Not every car accident requires a police report. If no injuries or property damage occurred and all parties sorted out the details of the accident, you may not need to report the incident to police. On the other hand, any car accident that involves serious injuries requires a police report. Additionally, if you and the other driver can’t agree on the events leading up to the accident, you should talk to the police.
Police reports document the scene of the accident.
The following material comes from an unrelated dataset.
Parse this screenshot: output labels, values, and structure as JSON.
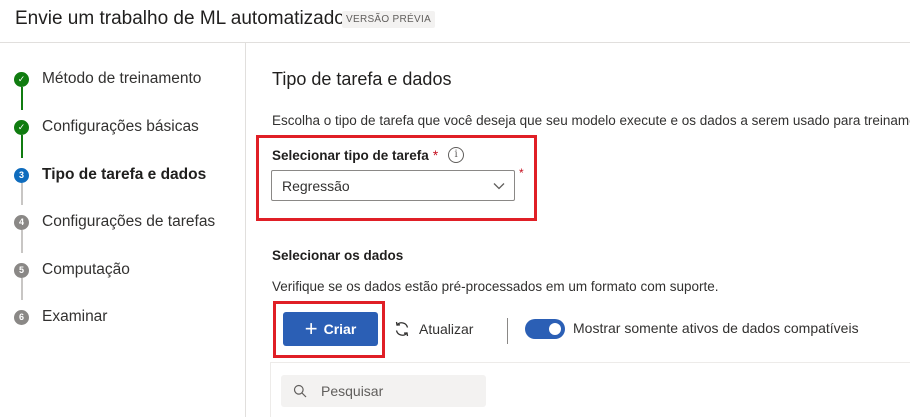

It isn’t easy to remember every detail of your accident. In fact, human memory is a notoriously unreliable source of information – especially several days or weeks after the event happened. A police report will solidify the facts of the accident so you don’t have to figure them out down the line. This also prevents the other driver from changing his / her story to avoid assuming responsibility for the collision.
Liability (fault) is one of the most important facts of your car accident case. In many situations, fault determines who caused the accident and who is eligible to recover compensation for damages and injuries. Police reports are a major factor used to determine fault. In fact, getting a copy of the police report is typically the first step in determining liability for your damages.
A police report will help your attorney get the compensation you deserve.
If you sustained a serious injury, you can seek compensation for not only property damage, but noneconomic damages, medical expenses, missed wages, and more. A police report makes this process easier than it would be without one. Using facts established by law enforcement, your attorney can create a strong case in your favor.